Syknąłem z niesmakiem, zdając sobie sprawę, iż miarowy krok nagle przekształcił się w bieg. A przecież, miałem dać jej czas się „wybawić”, dać okazję do samodzielnego radzenia sobie z przeciwnościami losu. Teraz jednak czułem, jakby łącząca nas nić zmieniła się w napiętą żyłkę rybacką. Rosnąca panika śniącej wabiła niczym hipnotyczna pieśń.
Po jakiś dziesięciu minutach biegu wkroczyłem wąską uliczkę, zastając pod murem karton otoczony przez psią sforę. Zatem psy… Czworonogi coraz ciaśniej otaczały przemoknięty karton, który swoją drogą był naprawdę żałosnym schronieniem.
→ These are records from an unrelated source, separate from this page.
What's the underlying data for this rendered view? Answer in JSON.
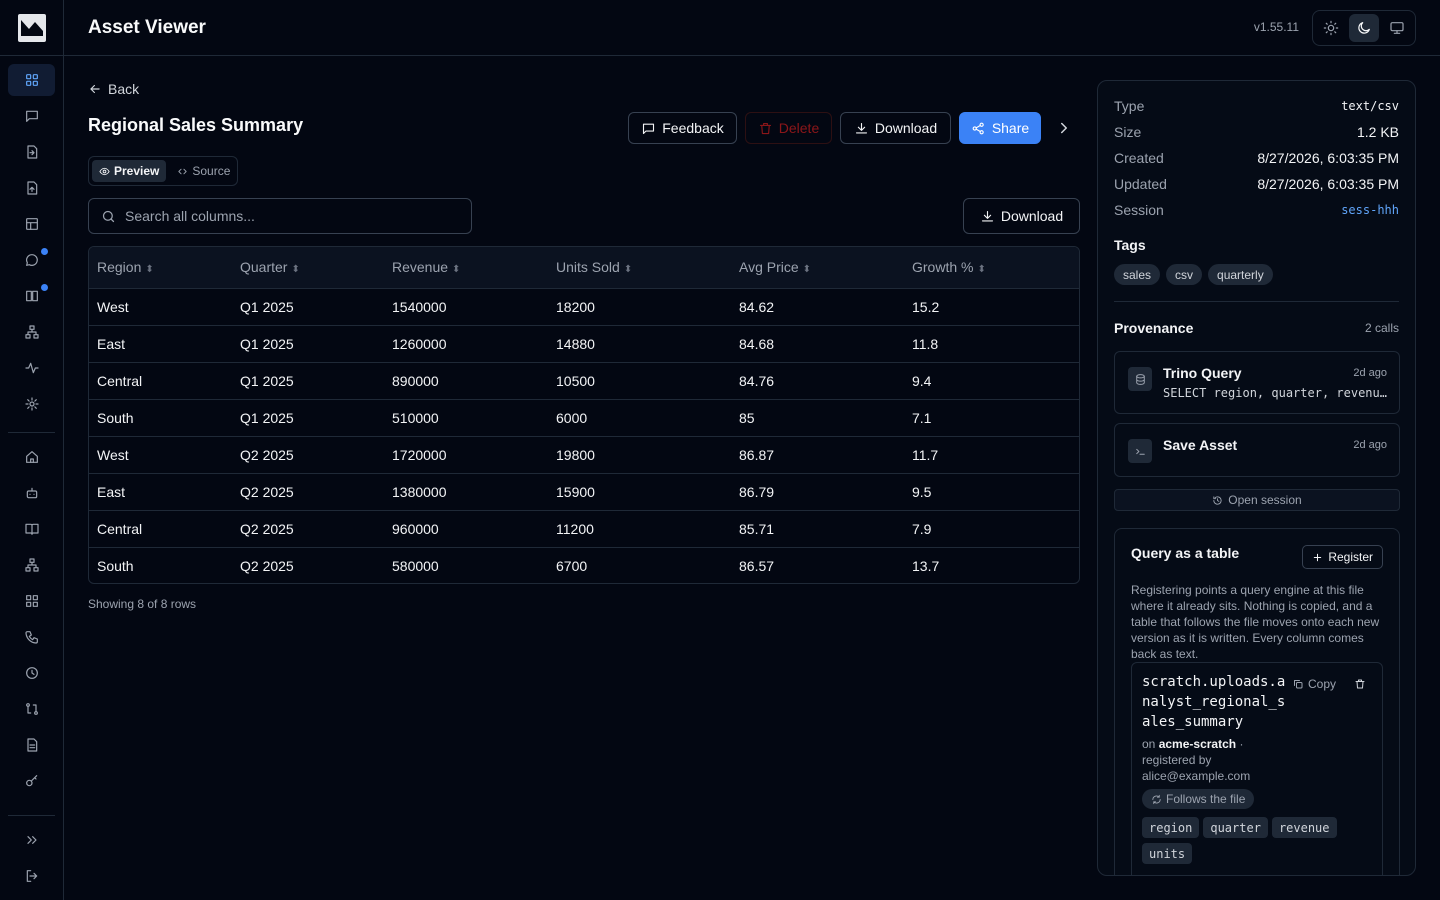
{
  "app": {
    "title": "Asset Viewer",
    "version": "v1.55.11"
  },
  "theme": {
    "options": [
      "light-icon",
      "dark-icon",
      "system-icon"
    ],
    "active": "dark"
  },
  "sidebar": {
    "items": [
      {
        "name": "grid-icon",
        "active": true,
        "dot": false
      },
      {
        "name": "chat-icon",
        "active": false,
        "dot": false
      },
      {
        "name": "file-import-icon",
        "active": false,
        "dot": false
      },
      {
        "name": "file-upload-icon",
        "active": false,
        "dot": false
      },
      {
        "name": "table-icon",
        "active": false,
        "dot": false
      },
      {
        "name": "message-icon",
        "active": false,
        "dot": true
      },
      {
        "name": "book-icon",
        "active": false,
        "dot": true
      },
      {
        "name": "network-icon",
        "active": false,
        "dot": false
      },
      {
        "name": "activity-icon",
        "active": false,
        "dot": false
      },
      {
        "name": "settings-icon",
        "active": false,
        "dot": false
      },
      {
        "name": "home-icon",
        "active": false,
        "dot": false
      },
      {
        "name": "bot-icon",
        "active": false,
        "dot": false
      },
      {
        "name": "book-open-icon",
        "active": false,
        "dot": false
      },
      {
        "name": "hierarchy-icon",
        "active": false,
        "dot": false
      },
      {
        "name": "apps-icon",
        "active": false,
        "dot": false
      },
      {
        "name": "phone-icon",
        "active": false,
        "dot": false
      },
      {
        "name": "clock-icon",
        "active": false,
        "dot": false
      },
      {
        "name": "compare-icon",
        "active": false,
        "dot": false
      },
      {
        "name": "document-icon",
        "active": false,
        "dot": false
      },
      {
        "name": "key-icon",
        "active": false,
        "dot": false
      }
    ],
    "expand_icon": "chevrons-right-icon",
    "logout_icon": "logout-icon"
  },
  "page": {
    "back_label": "Back",
    "title": "Regional Sales Summary",
    "actions": {
      "feedback": "Feedback",
      "delete": "Delete",
      "download": "Download",
      "share": "Share"
    },
    "tabs": {
      "preview": "Preview",
      "source": "Source"
    },
    "search": {
      "placeholder": "Search all columns..."
    },
    "table_download": "Download",
    "row_count": "Showing 8 of 8 rows"
  },
  "table": {
    "columns": [
      "Region",
      "Quarter",
      "Revenue",
      "Units Sold",
      "Avg Price",
      "Growth %"
    ],
    "rows": [
      [
        "West",
        "Q1 2025",
        "1540000",
        "18200",
        "84.62",
        "15.2"
      ],
      [
        "East",
        "Q1 2025",
        "1260000",
        "14880",
        "84.68",
        "11.8"
      ],
      [
        "Central",
        "Q1 2025",
        "890000",
        "10500",
        "84.76",
        "9.4"
      ],
      [
        "South",
        "Q1 2025",
        "510000",
        "6000",
        "85",
        "7.1"
      ],
      [
        "West",
        "Q2 2025",
        "1720000",
        "19800",
        "86.87",
        "11.7"
      ],
      [
        "East",
        "Q2 2025",
        "1380000",
        "15900",
        "86.79",
        "9.5"
      ],
      [
        "Central",
        "Q2 2025",
        "960000",
        "11200",
        "85.71",
        "7.9"
      ],
      [
        "South",
        "Q2 2025",
        "580000",
        "6700",
        "86.57",
        "13.7"
      ]
    ]
  },
  "panel": {
    "meta": [
      {
        "key": "Type",
        "value": "text/csv"
      },
      {
        "key": "Size",
        "value": "1.2 KB"
      },
      {
        "key": "Created",
        "value": "8/27/2026, 6:03:35 PM"
      },
      {
        "key": "Updated",
        "value": "8/27/2026, 6:03:35 PM"
      },
      {
        "key": "Session",
        "value": "sess-hhh"
      }
    ],
    "tags_title": "Tags",
    "tags": [
      "sales",
      "csv",
      "quarterly"
    ],
    "provenance_title": "Provenance",
    "provenance_count": "2 calls",
    "provenance": [
      {
        "name": "Trino Query",
        "time": "2d ago",
        "detail": "SELECT region, quarter, revenue, units_sold FROM sales"
      },
      {
        "name": "Save Asset",
        "time": "2d ago",
        "detail": ""
      }
    ],
    "open_session": "Open session",
    "query": {
      "title": "Query as a table",
      "register": "Register",
      "description": "Registering points a query engine at this file where it already sits. Nothing is copied, and a table that follows the file moves onto each new version as it is written. Every column comes back as text.",
      "table_name": "scratch.uploads.analyst_regional_sales_summary",
      "copy": "Copy",
      "on_label": "on",
      "catalog": "acme-scratch",
      "registered_by_label": "· registered by",
      "registered_by": "alice@example.com",
      "follows": "Follows the file",
      "columns": [
        "region",
        "quarter",
        "revenue",
        "units"
      ]
    }
  }
}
Widać, że czeka nas jeszcze wiele pracy… Kilka psów spostrzegło moją obecność i zaczęło ujadać jeszcze gorliwiej. Szczekanie i warkot mieszały się w jeden irytujący dźwięk. Nie cofnąłem się nawet, mimo iż jakiś owczarek zaczął nacierać na moją osobę. Szybko jednak stracił zapał, gdy tuż przed jego pyskiem świsnął bat. Broń, którą utkałem z cienia, wkraczając w zaułek, po tym, jak rozeznałem się w sytuacji. Ze spokojem, który można było określić mianem upiornego, zbliżałem się do schronienia białowłosej, jednocześnie mierząc kolejne razy batem. Wizg tnący powietrze, wręcz ranił wrażliwe uszy. Dałem jednak pieską szansę na ocalenie skóry, wymierzając ciosy pod łapy kundli. Tylko jeden z ogarów, zarobił krwawą pręgę przez pysk, reszta w porę zrozumiała, że zwierzyna nie jest warta takiego ryzyka. Zatrzymałem się na wysokości rozmokłego kartonu, wpatrując się w psy uciekające ze skowytem. W końcu jednak przeniosłem, spojrzenie wyprane z emocji, ku postaci kulącej się między papierowymi ścianami.
-I co? Zdarzyłaś się już pobawić?
Kilkoma sprawnymi ruchami zwinąłem bat, następnie mocując go przy pasie. A nóż, jeszcze się przyda. Nienawidziłem deszczowej pogody… wprawiała mnie w paskudny nastrój. Budziła wspomnienia, które od lat starałem się wymazać z pamięci, nieskutecznie… Mimo to pozostawałem niewzruszony na chłodne krople rozbijające się o moją skórę. Mokre czarne włosy lepiły mi się do twarzy, skutecznie ograniczając widoczność. Wolną ręką zaczesałem je do tyłu, choć ten zabieg był pomocny tylko, gdy powtarzało się go co parę minut. Denerwujące… Czekałem jednak, na uwolnienie kolejnej fali strachu, ze strony uciekinierki, której znów przyszło mierzyć się z łowcą.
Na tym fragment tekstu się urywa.